Generally, this community is dominated by one to two species of low-growing, dense, mat-forming sedges including Carex paysonis, Carex nigricans, or Carex scirpoidea. There is low cover of Drummond’s rush. Snow-loving forbs occur, including slender mountain sandwort and creeping sibbaldia.
Specifically, there are four types of vegetation communities:
1. Carex paysonis type: dominated by Carex paysonis (38 percent average canopy cover), juncus drummondii (10 percent), and Sibbaldia procumbens (11 percent). Incidental but fair average cover includes Carex nigricans (13 percent) and Antennaria species (10 percent).
2. Carex scirpoidea type: dominated by Carex scirpoidea (90 percent average canopy cover), Carex paysonis (5 percent), and Juncus mertensianus (1 percent).
3. Carex nigricans type: dominated by Carex nigricans (65 percent average canopy cover), Carex paysonis (35 percent), Salix arcticus (33 percent), Packera streptanthifolia (6 percent), Poa alpine (2 percent), Sibbaldia procumbens (1 percent), and Luzula glabrata var. hitchcockii (5 percent).
4. Juncus parryi type: dominated by Juncus parryii (19 percent), Arenaria capillaris (6 percent), Erigeron peregrinus (2 percent), Sibbaldia procumbens (5 percent), Carex paysonis (3 percent), Carex sphaerocephala (3 percent), Carex rossii (2 percent), and Carex rupestris (1 percent).


Transition 1
This pathway represents climate change in which the Reference State plant composition is irreversibly changed with the warming temperatures reducing snowpack, increasing growing season length and summer drought, and therefore allowing invasion by associated site species.
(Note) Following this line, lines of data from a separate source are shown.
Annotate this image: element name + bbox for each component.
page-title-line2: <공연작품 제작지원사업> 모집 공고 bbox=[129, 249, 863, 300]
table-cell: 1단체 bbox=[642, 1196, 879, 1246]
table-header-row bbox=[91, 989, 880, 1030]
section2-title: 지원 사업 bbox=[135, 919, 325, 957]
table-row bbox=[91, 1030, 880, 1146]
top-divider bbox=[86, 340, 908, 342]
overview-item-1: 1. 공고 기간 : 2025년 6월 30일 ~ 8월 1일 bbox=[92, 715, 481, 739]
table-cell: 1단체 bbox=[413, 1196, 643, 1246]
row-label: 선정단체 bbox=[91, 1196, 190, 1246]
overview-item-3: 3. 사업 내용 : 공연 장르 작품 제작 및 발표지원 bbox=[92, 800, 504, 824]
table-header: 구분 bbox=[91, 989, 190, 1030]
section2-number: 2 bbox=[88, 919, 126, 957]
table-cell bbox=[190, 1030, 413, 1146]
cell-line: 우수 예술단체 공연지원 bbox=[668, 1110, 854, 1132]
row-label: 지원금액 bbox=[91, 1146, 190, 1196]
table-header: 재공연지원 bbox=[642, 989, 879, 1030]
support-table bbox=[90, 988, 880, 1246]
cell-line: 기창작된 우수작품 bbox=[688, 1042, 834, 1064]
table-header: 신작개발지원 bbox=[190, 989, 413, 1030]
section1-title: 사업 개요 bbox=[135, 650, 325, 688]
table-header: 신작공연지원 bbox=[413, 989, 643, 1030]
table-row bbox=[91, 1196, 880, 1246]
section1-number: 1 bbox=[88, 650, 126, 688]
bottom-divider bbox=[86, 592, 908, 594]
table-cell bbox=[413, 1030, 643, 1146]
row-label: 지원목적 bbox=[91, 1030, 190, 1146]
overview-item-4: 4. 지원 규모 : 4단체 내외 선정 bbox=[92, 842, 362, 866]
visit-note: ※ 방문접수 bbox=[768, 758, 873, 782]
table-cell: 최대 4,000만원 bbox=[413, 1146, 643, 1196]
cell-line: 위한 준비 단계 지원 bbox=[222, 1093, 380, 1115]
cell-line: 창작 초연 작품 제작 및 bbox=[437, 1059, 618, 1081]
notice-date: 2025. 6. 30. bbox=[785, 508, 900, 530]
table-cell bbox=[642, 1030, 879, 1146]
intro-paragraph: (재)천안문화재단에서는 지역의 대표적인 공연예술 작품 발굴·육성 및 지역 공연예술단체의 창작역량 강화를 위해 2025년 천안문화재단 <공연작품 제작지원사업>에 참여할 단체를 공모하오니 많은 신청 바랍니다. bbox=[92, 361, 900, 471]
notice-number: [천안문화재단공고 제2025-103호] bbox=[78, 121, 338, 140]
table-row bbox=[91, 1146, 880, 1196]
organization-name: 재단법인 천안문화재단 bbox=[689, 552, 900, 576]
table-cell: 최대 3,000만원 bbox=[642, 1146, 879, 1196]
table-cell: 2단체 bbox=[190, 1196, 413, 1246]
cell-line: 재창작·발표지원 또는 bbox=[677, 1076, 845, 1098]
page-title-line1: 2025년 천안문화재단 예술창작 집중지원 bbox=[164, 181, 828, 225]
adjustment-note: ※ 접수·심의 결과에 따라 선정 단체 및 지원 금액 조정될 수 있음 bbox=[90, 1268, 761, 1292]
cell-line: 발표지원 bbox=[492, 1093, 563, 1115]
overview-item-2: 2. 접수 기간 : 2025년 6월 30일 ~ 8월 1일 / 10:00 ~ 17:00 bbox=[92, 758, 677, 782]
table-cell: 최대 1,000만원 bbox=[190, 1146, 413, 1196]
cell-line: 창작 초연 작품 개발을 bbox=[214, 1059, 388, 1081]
The amount of time this would take is unknown at this time.
State 2.0
Climate change can have a profound effect on snowbed vegetation communities. The harsh site conditions and very short growing season of Nivation hollows dictate that only highly adapted species are able to thrive. Highly adapted species are not generalist species and therefore do not compete well against other species if dramatic changes occur. These species have special growth conditions, their sensitivity to and inability to respond rapidly to changes in annual snowfall patterns make them particularly vulnerable in a warmer climate. These snowbed communities would be negatively impacted by climate change and would be invaded by species from adjacent plant communities, particularly deciduous shrubs (Bjork and Molau, 2007). It is proposed that snowbed plants have low competitive advantage in a warmer climate than fellfield plants due to their low relative invasion potential, and lengthened growing season and increased snow pollution by atmospheric N and other nutrients (Bjork and Molau, 2007). The amount of time this would take is unknown at this time.